Abou Ne‘meh va superviser des centaines d’opérations depuis cette zone. L’une des plus importantes a été celle réalisée contre une position ennemie à Arab Aramcha, au nord de la Palestine occupée. Elle a été effectuée par des combattants palestiniens du Jihad islamique qui sont entrés depuis la frontière libanaise vers cette position.
En annonçant son assassinat dans la région d’al-Hoch dans la région de Tyr, à 20 km de la frontière, l’armée d’occupation israélienne, la radio militaire israélienne l’avait qualifié comme étant « le plus ancien chef militaire sur la totalité du secteur occidental du sud et l’homme responsable de toutes les opérations et les tirs réalisées sur la Galilée occidentale pendant les mois de la guerre ».
Du jihad agricole à la plage de Tyr
Evoquant ses qualités, sayed Nasrallah le décrit comme étant « l’expert, le connaisseur, le directeur, le brave, le modeste, celui qui aime ses frères ».
Hormis ses missions militaires, il lui retient aussi son implication dans « le jihad agricole », une campagne agricole qui a été lancée par le Hezbollah, lors de l’éclatement de la crise économique en 2019.
Ceux qui l’ont connu ont confié pour al-Akhbar son amour pour le sud où il passait la majeure partie de son temps, et y retournait au plus vite chaque fois qu’une mission l’envoyait ailleurs.
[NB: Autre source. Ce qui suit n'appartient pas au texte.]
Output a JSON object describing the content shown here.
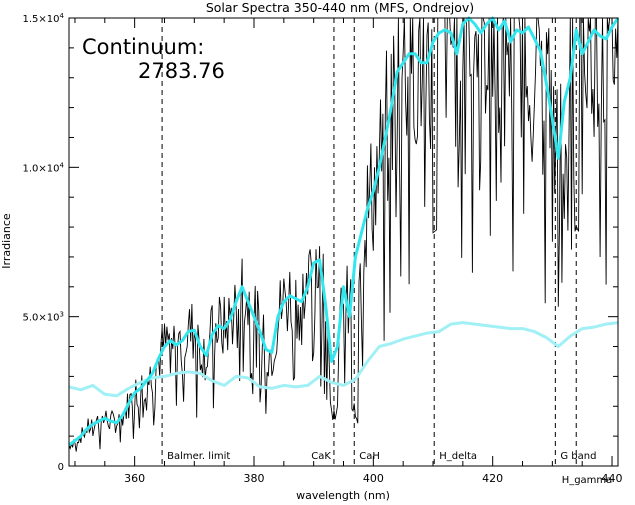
{
  "chart_data": {
    "type": "line",
    "title": "Solar Spectra 350-440 nm (MFS, Ondrejov)",
    "xlabel": "wavelength (nm)",
    "ylabel": "Irradiance",
    "xlim": [
      349,
      441
    ],
    "ylim": [
      0,
      15000
    ],
    "x_ticks": [
      360,
      380,
      400,
      420,
      440
    ],
    "x_tick_labels": [
      "360",
      "380",
      "400",
      "420",
      "440"
    ],
    "y_ticks": [
      0,
      5000,
      10000,
      15000
    ],
    "y_tick_labels": [
      {
        "mant": "0",
        "exp": ""
      },
      {
        "mant": "5.0×10",
        "exp": "3"
      },
      {
        "mant": "1.0×10",
        "exp": "4"
      },
      {
        "mant": "1.5×10",
        "exp": "4"
      }
    ],
    "continuum_label": "Continuum:",
    "continuum_value": "2783.76",
    "markers": [
      {
        "x": 364.6,
        "label": "Balmer. limit"
      },
      {
        "x": 393.4,
        "label": "CaK"
      },
      {
        "x": 396.8,
        "label": "CaH"
      },
      {
        "x": 410.2,
        "label": "H_delta"
      },
      {
        "x": 430.5,
        "label": "G band"
      },
      {
        "x": 434.0,
        "label": "H_gamma"
      }
    ],
    "colors": {
      "spectrum": "#000000",
      "smoothed": "#33e6ee",
      "continuum": "#a0f0f5"
    },
    "series": [
      {
        "role": "smoothed",
        "x": [
          349,
          350,
          351,
          352,
          353,
          354,
          355,
          356,
          357,
          358,
          359,
          360,
          361,
          362,
          363,
          364,
          365,
          366,
          367,
          368,
          369,
          370,
          371,
          372,
          373,
          374,
          375,
          376,
          377,
          378,
          379,
          380,
          381,
          382,
          383,
          384,
          385,
          386,
          387,
          388,
          389,
          390,
          391,
          392,
          393,
          394,
          395,
          396,
          397,
          398,
          399,
          400,
          401,
          402,
          403,
          404,
          405,
          406,
          407,
          408,
          409,
          410,
          411,
          412,
          413,
          414,
          415,
          416,
          417,
          418,
          419,
          420,
          421,
          422,
          423,
          424,
          425,
          426,
          427,
          428,
          429,
          430,
          431,
          432,
          433,
          434,
          435,
          436,
          437,
          438,
          439,
          440,
          441
        ],
        "y": [
          700,
          850,
          1000,
          1250,
          1400,
          1500,
          1600,
          1500,
          1450,
          1700,
          2100,
          2450,
          2600,
          2850,
          3100,
          3600,
          4000,
          4200,
          4050,
          4200,
          4500,
          4550,
          4000,
          3700,
          4400,
          4700,
          4600,
          4900,
          5500,
          6000,
          5500,
          5000,
          4500,
          3900,
          3800,
          5000,
          5500,
          5700,
          5600,
          5500,
          6000,
          6800,
          6900,
          5400,
          3500,
          4000,
          6000,
          5000,
          7000,
          7800,
          8600,
          9200,
          10000,
          11000,
          12000,
          13200,
          13500,
          13800,
          13800,
          13500,
          13500,
          14200,
          14500,
          14600,
          14500,
          13800,
          14800,
          15000,
          14800,
          14500,
          14800,
          15000,
          14600,
          14900,
          14200,
          14600,
          14500,
          14700,
          14300,
          13900,
          12800,
          11600,
          10300,
          12200,
          13000,
          14600,
          13800,
          14200,
          14600,
          14400,
          14300,
          14700,
          15000
        ]
      },
      {
        "role": "continuum",
        "x": [
          349,
          351,
          353,
          355,
          357,
          359,
          361,
          363,
          365,
          367,
          369,
          371,
          373,
          375,
          377,
          379,
          381,
          383,
          385,
          387,
          389,
          391,
          393,
          395,
          397,
          399,
          401,
          403,
          405,
          407,
          409,
          411,
          413,
          415,
          417,
          419,
          421,
          423,
          425,
          427,
          429,
          431,
          433,
          435,
          437,
          439,
          441
        ],
        "y": [
          2650,
          2550,
          2700,
          2400,
          2350,
          2600,
          2800,
          2950,
          3000,
          3100,
          3150,
          3100,
          2850,
          2700,
          3000,
          2950,
          2650,
          2600,
          2700,
          2650,
          2700,
          3000,
          2800,
          2700,
          2900,
          3500,
          4000,
          4100,
          4250,
          4350,
          4450,
          4500,
          4750,
          4800,
          4750,
          4700,
          4650,
          4600,
          4600,
          4500,
          4300,
          4000,
          4350,
          4600,
          4650,
          4750,
          4800
        ]
      }
    ]
  }
}
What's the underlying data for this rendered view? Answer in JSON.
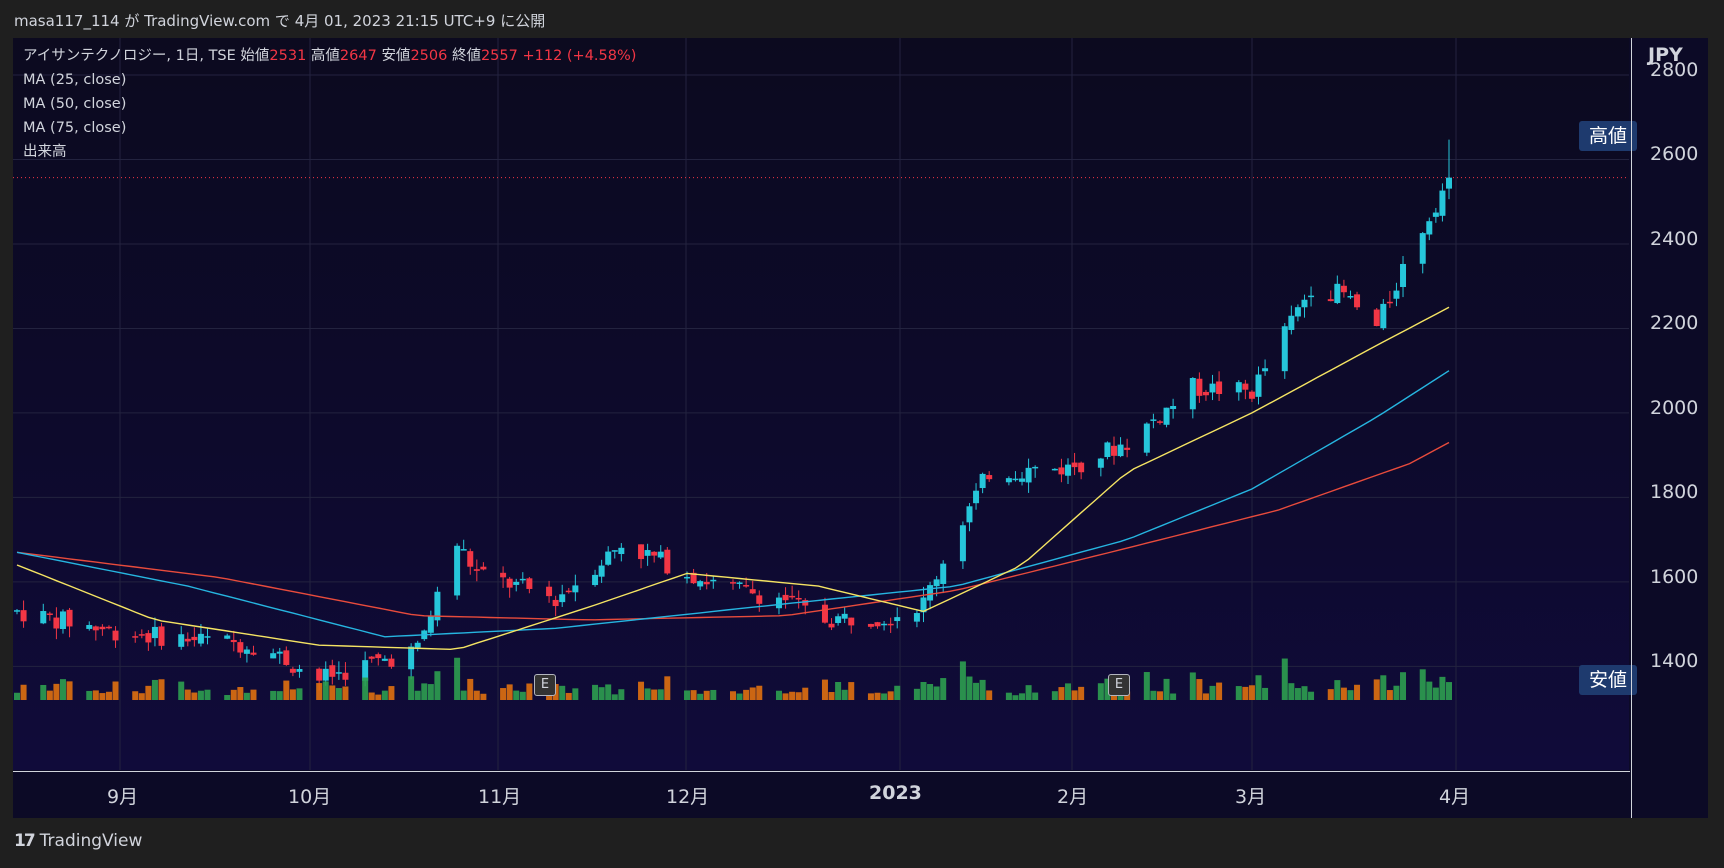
{
  "header": {
    "publish_line": "masa117_114 が TradingView.com で 4月 01, 2023 21:15 UTC+9 に公開"
  },
  "legend": {
    "symbol": "アイサンテクノロジー, 1日, TSE",
    "open_label": "始値",
    "open": "2531",
    "high_label": "高値",
    "high": "2647",
    "low_label": "安値",
    "low": "2506",
    "close_label": "終値",
    "close": "2557",
    "change": "+112 (+4.58%)",
    "ma25": "MA (25, close)",
    "ma50": "MA (50, close)",
    "ma75": "MA (75, close)",
    "volume": "出来高"
  },
  "price_axis": {
    "currency": "JPY",
    "ticks": [
      "2800",
      "2600",
      "2400",
      "2200",
      "2000",
      "1800",
      "1600",
      "1400"
    ]
  },
  "time_axis": {
    "labels": [
      "9月",
      "10月",
      "11月",
      "12月",
      "2023",
      "2月",
      "3月",
      "4月"
    ]
  },
  "badges": {
    "high": "高値",
    "low": "安値"
  },
  "earnings_marker": "E",
  "footer": {
    "brand": "TradingView",
    "logo_icon": "tradingview-logo-icon"
  },
  "colors": {
    "up": "#26c6da",
    "down": "#f23645",
    "ma25": "#f5e463",
    "ma50": "#26b5e0",
    "ma75": "#e84b3c",
    "vol_up": "#2e9e50",
    "vol_down": "#e07010",
    "background": "#0c0a26"
  },
  "chart_data": {
    "type": "candlestick",
    "title": "アイサンテクノロジー, 1日, TSE",
    "ylabel": "JPY",
    "ylim": [
      1300,
      2800
    ],
    "x_range": [
      "2022-08-25",
      "2023-03-31"
    ],
    "last": {
      "open": 2531,
      "high": 2647,
      "low": 2506,
      "close": 2557
    },
    "close_path_anchors": [
      [
        "2022-08-25",
        1530
      ],
      [
        "2022-09-10",
        1480
      ],
      [
        "2022-10-01",
        1450
      ],
      [
        "2022-10-10",
        1370
      ],
      [
        "2022-10-25",
        1440
      ],
      [
        "2022-10-31",
        1690
      ],
      [
        "2022-11-03",
        1620
      ],
      [
        "2022-11-15",
        1560
      ],
      [
        "2022-11-25",
        1690
      ],
      [
        "2022-12-10",
        1590
      ],
      [
        "2022-12-20",
        1560
      ],
      [
        "2022-12-25",
        1510
      ],
      [
        "2023-01-05",
        1520
      ],
      [
        "2023-01-10",
        1550
      ],
      [
        "2023-01-15",
        1720
      ],
      [
        "2023-01-20",
        1860
      ],
      [
        "2023-02-01",
        1870
      ],
      [
        "2023-02-10",
        1930
      ],
      [
        "2023-02-20",
        2060
      ],
      [
        "2023-03-01",
        2050
      ],
      [
        "2023-03-10",
        2300
      ],
      [
        "2023-03-15",
        2280
      ],
      [
        "2023-03-20",
        2200
      ],
      [
        "2023-03-25",
        2380
      ],
      [
        "2023-03-31",
        2557
      ]
    ],
    "ma25_anchors": [
      [
        "2022-08-25",
        1640
      ],
      [
        "2022-09-15",
        1510
      ],
      [
        "2022-10-10",
        1450
      ],
      [
        "2022-10-31",
        1440
      ],
      [
        "2022-11-20",
        1540
      ],
      [
        "2022-12-05",
        1620
      ],
      [
        "2022-12-25",
        1590
      ],
      [
        "2023-01-10",
        1530
      ],
      [
        "2023-01-25",
        1640
      ],
      [
        "2023-02-10",
        1860
      ],
      [
        "2023-03-01",
        2000
      ],
      [
        "2023-03-20",
        2160
      ],
      [
        "2023-03-31",
        2250
      ]
    ],
    "ma50_anchors": [
      [
        "2022-08-25",
        1670
      ],
      [
        "2022-09-20",
        1590
      ],
      [
        "2022-10-20",
        1470
      ],
      [
        "2022-11-15",
        1490
      ],
      [
        "2022-12-15",
        1540
      ],
      [
        "2023-01-15",
        1590
      ],
      [
        "2023-02-10",
        1700
      ],
      [
        "2023-03-01",
        1820
      ],
      [
        "2023-03-20",
        1990
      ],
      [
        "2023-03-31",
        2100
      ]
    ],
    "ma75_anchors": [
      [
        "2022-08-25",
        1670
      ],
      [
        "2022-09-25",
        1610
      ],
      [
        "2022-10-25",
        1520
      ],
      [
        "2022-11-20",
        1510
      ],
      [
        "2022-12-20",
        1520
      ],
      [
        "2023-01-15",
        1580
      ],
      [
        "2023-02-10",
        1680
      ],
      [
        "2023-03-05",
        1770
      ],
      [
        "2023-03-25",
        1880
      ],
      [
        "2023-03-31",
        1930
      ]
    ]
  }
}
Plus que tout, il aimait la plage de Tyr où il se rendait tous les matins, très tôt, pour nager.
Depuis le déclenchement du Déluge d’al-Aqsa, ce sont trois chefs militaires qui se sont élevés en martyrs : le premier a été le commandant de la force Redwane Wissam Hassan al-Tawil qui a été tué le 9 janvier dernier.
Les martyrs qui invitent leurs compagnons au martyre
En rendant hommage à Abou Ne‘meh, sayed Nasrallah a tenu à s’arrêter sur le verset coranique qui assure que les martyrs sur la voie de Dieu sont toujours vivants, et le restent avant l’avènement du Jugement dernier. Il rapporte selon le contenu du verset coranique que ces combattants, après leur martyre, évoquent leurs compagnons qui ne les ont pas encore rejoints qu’ils obtiendront les bienfaits qu’ils ont obtenus.
« C’est comme si les martyrs précédents ont prévu le bienfait de Jawad qui à son tour a annoncé le bienfait pour Abou Taleb lequel a annoncé le bienfait pour Abou Ne‘meh lequel fera de même avec ses frères qu’il attend depuis son rang élevé ».
Comme si les martyrs invitaient leurs compagnons encore vivants au martyre.
Le 4 juillet, d’après les obsèques importantes qui lui ont été organisées dans la banlieue sud de Beyrouth avant que sa dépouille ne soit transportée dans son village natal, on peut deviner que c’est un chef de gros calibre. Des milliers étaient présents, quoique la plupart ne le connaissait pas. Certains aspects seront certes révélés. Mais il emportera avec lui beaucoup de secrets . C’est aussi le cas de beaucoup de ses pairs.